The researchers indicated that some degree of worrying is healthy, however, higher levels of persistent anxiety can be disruptive. As workers drain their resources and energy to manage the chronic anxiety stemming from their working conditions and the daily demands of their job, they may be more likely to burn out.

Additionally, research into the isolation of gig work has shown that working this way has implications for professional development. Gig workers can often lack access to social resources that help traditional workers do their jobs and advance their careers, like feedback, new ideas, knowledge and even emotional support.

While these obstacles may still be fresh to new remote employees, many gig workers have learned to flourish in the face of these challenges. In fact, Lambert’s dissertation suggests the autonomy in gig work – working by yourself and choosing how, when and where to work – may be anxiety-provoking and anxiety-reducing.

According to the researchers, one way to break the isolation of working alone is to craft a support system.

Emerging research on gig workers’ social lives suggests it is possible to build a thriving social community even when work does not come with built-in relationships. Instead, gig workers must be proactive and resourceful in pursuing and deepening these connections.

For instance, more gig work communities are popping up in various cities, facilitated by online forums, writers associations and co-working spaces. These groups can provide a sense of belonging to a larger community.

Another way gig workers creatively cultivate relationships is by routinely working in the same public place — a “third place” like a coffee shop. Research findings suggest that gig workers fare better when they proactively seek out and foster the meaningful relationships shown to support thriving and managing difficult emotions, like anxiety, at work.

The researchers defined rumination as a repetitive pattern of negative thinking in which people fixate on their problems and shortcomings rather than remembering achievements or thinking up potential solutions. They report that when isolated workers feel lonely and anxious, they are more likely to ruminate. Breaking this cycle of unhelpful thinking can reduce anxiety and increase engagement at work.

The next time you notice feeling down, anxious or stuck ruminating, here is a simple exercise created by clinical psychologist Natasha Hansen of Indiana University to shift those feelings and thoughts. Pause and ask yourself these four questions, writing down your responses and reflecting on each one as you go:

  • What was I just thinking?
  • Is that thought true – what is the evidence for the thought, and is there any evidence against the thought?
  • Is that thought helpful – does it move me in the direction of the things that are important to me?
  • Is there something else I could tell myself that would be both more true and more effective in moving me in the direction of my goals?

Take another minute to reflect on what you wrote down in Step 4. How does it make you feel?
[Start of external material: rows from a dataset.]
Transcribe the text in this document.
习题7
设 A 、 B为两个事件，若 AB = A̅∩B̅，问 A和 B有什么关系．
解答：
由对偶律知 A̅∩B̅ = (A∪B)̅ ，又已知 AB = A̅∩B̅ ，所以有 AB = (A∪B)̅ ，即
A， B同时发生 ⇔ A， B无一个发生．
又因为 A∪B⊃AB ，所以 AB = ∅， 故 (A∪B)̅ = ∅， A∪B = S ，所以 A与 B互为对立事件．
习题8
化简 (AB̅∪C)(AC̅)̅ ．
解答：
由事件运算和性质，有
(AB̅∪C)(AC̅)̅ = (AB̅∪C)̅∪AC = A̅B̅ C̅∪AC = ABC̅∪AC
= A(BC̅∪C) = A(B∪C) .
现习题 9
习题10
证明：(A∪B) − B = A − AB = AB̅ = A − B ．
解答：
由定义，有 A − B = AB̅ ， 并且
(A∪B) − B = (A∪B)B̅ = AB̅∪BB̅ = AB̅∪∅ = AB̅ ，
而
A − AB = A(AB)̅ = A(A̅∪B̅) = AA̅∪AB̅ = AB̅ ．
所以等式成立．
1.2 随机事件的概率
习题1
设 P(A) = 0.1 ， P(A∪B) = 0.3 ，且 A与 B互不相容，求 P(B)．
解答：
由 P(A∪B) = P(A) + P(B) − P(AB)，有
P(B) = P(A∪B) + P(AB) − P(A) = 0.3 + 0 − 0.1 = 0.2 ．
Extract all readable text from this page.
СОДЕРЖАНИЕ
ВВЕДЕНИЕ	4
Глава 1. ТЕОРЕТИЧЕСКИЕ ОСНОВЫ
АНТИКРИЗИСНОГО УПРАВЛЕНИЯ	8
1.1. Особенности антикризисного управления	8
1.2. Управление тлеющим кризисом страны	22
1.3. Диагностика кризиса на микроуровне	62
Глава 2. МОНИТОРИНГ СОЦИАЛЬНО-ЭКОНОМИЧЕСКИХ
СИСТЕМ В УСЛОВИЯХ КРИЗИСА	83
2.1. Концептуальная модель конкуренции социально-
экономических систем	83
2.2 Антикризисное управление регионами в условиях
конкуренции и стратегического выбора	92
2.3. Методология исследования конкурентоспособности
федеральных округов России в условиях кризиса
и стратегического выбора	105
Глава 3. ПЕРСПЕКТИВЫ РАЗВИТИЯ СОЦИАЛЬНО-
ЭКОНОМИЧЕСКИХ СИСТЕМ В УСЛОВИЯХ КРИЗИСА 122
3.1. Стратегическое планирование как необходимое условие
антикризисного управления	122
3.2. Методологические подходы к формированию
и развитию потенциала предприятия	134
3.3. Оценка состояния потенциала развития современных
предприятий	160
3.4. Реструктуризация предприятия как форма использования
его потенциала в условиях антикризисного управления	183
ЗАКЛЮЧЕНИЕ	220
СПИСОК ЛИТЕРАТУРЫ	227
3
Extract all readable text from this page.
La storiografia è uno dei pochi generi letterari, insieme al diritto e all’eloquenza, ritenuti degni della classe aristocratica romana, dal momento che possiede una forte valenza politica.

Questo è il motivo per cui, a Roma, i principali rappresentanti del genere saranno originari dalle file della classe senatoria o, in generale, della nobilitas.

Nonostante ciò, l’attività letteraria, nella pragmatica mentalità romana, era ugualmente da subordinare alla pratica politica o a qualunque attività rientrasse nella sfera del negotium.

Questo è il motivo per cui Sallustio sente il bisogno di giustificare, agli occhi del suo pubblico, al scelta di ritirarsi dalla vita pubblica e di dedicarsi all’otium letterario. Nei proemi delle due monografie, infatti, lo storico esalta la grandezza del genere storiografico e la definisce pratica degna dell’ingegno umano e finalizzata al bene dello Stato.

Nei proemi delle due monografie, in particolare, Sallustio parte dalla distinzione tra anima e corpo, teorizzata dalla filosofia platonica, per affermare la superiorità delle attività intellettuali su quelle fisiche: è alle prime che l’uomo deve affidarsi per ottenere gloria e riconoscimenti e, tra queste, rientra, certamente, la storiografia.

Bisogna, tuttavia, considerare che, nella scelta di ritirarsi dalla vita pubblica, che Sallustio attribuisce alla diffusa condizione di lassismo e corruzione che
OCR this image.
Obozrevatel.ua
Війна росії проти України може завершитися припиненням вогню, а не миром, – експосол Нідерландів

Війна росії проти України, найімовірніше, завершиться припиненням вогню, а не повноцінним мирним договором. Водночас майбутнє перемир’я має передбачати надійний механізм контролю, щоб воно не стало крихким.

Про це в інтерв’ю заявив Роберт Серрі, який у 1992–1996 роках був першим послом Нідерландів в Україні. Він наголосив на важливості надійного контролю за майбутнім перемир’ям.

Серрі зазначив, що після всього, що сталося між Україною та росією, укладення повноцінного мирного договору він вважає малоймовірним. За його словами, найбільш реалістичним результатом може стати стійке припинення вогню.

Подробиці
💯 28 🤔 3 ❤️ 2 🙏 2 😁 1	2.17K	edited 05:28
What does it prompt you to do in comparison with the thought you wrote down in Step 1?

Doing this sort of exercise regularly can help isolated workers manage their mental health. Much in the same way that athletes build muscle memory when they train, the more workers of all kinds practice catching and shifting unhelpful thought patterns, the more habitual and effective thinking becomes.

The researchers believe that by understanding where gig workers struggle and what they do to manage these challenges can help remote workers navigate their isolation when working alone.